Jack Linke

This is a long-term project that has seen several iterations, and is finally becoming financially and technically feasible.

The project is currently on version 3, now in the design process, with a goal of manufacture in late 2012. The original idea (described below) has been re-imagined and is being designed for manufacturability, which includes finding a reasonable overall price, and sourcing parts that are abundant and easily acquired on the market.

The basic premise is gaming boards that light up when a cup is placed on them. When a cup is removed, the lights underneath turn off. Because the board uses full color RGB LEDs, the person or team using each board can easily change the color and blinking patterns of the lights on their board.

In addition to manufacturability, another important goal of this project is design for hacking. The project is open source hardware and firmware, and is being build and documented on GitHub. Anyone with experience programming will be able to re-program the functionality of these boards. We will be breaking out the peripherals as much as possible to make modification and customization as simple as possible. A detailed project log and documentation will make the details of the project more approachable for all levels of engineers and hardware hackers.

Please follow our Beer Pong Sense GitHub repository for the latest code, schematics, and other details.


Historical Information

Versions 1 and 2 suffered from the fact that they were not designed for effective manufacturing. They were both designed with the idea of selling an entire Beer Pong table, but the costs involved in building and shipping entire tables made them impractical.

Version 1 used infrared LEDs and Transistors, placed under a transparent disk of acrylic to sense cups placed upon the table surface. Some of the cons of this design (in addition to those mentioned above) were:

  • Infrared LEDs and transistors, even in large quantities, are quite expensive, relative to the capacitive sensors used in later versions of the project.
  • The cost of assembling the tables, and affixing individual sensor modules to each acrylic disk was prohibitive.
  • The tables took up a huge amount of space, and were expensive to build. I looked at the possibility of modifying pre-manufactured tables, but 7 or 8ft tables are difficult to find at reasonable prices and quantities.
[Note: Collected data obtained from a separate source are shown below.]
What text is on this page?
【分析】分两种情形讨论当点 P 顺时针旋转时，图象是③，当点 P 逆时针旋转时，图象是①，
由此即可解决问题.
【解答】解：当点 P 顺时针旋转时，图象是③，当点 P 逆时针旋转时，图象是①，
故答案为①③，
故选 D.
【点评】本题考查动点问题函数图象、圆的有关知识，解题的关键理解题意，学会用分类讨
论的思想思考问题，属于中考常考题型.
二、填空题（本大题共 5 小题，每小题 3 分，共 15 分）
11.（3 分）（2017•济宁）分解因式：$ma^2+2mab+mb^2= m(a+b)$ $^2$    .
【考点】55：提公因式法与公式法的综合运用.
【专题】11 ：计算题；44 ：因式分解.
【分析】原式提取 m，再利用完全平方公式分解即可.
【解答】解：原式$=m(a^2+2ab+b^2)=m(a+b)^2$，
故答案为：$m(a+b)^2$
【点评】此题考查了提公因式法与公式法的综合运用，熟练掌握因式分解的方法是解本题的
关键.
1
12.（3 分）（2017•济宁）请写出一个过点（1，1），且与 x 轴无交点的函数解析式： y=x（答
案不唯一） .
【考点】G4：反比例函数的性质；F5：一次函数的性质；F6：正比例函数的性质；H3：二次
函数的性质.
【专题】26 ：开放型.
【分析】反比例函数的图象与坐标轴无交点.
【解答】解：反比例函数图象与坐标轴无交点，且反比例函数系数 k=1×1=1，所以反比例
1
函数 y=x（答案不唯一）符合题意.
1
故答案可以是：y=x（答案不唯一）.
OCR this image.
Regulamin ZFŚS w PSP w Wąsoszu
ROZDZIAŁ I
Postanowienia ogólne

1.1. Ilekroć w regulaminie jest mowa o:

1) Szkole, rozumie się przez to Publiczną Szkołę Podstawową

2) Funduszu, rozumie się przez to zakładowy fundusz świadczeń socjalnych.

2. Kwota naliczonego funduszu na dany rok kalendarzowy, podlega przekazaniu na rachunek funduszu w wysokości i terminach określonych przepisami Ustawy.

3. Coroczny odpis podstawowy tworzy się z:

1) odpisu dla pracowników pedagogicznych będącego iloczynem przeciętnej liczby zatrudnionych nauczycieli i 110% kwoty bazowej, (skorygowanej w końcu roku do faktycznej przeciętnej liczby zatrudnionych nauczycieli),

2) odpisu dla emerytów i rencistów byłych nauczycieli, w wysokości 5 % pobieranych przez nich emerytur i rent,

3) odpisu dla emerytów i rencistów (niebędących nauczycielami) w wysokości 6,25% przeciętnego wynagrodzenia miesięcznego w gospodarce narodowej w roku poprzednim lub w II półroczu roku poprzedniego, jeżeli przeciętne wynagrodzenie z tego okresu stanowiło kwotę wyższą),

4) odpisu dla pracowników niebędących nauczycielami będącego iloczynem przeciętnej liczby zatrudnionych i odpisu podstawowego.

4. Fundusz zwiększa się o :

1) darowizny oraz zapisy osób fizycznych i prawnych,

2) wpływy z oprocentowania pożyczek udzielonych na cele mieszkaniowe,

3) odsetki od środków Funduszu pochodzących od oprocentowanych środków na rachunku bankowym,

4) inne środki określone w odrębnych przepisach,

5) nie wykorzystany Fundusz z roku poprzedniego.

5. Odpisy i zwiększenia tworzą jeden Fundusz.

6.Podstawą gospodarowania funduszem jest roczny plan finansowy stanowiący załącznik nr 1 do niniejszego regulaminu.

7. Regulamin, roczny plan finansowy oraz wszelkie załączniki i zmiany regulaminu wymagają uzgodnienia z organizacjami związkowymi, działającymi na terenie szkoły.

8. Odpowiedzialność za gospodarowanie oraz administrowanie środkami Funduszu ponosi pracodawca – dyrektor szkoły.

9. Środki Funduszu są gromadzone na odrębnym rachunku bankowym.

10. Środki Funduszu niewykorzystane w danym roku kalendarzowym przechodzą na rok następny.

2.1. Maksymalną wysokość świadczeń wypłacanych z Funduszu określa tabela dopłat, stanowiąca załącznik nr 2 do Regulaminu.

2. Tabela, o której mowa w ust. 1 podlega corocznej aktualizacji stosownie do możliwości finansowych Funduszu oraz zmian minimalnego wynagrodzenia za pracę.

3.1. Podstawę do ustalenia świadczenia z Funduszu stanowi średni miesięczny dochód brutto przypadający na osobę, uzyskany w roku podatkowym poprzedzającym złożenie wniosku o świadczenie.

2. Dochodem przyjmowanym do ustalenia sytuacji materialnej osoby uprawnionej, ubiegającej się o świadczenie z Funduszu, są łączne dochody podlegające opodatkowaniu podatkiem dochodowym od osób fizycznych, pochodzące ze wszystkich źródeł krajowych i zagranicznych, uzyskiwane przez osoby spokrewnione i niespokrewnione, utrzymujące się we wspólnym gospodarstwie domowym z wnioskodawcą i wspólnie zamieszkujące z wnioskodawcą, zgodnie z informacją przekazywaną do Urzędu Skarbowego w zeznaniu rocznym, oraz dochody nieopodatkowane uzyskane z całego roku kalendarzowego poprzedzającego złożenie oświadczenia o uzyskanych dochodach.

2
Version 2, which was designed, but never built (though small demos and prototype boards were built) had several improvements. I realized that capacitive sensors could be used in place of optical sensors to detect the actual liquid in the cups. This is a huge benefit, because capacitive sensors are simply traces upon a Printed Circuit Board (PCB), to which a charge is applied and measured. Thus, whether my board used 1 sensor or 200, the price would be the same. Using optical sensors, the price increased with each sensor used on the table.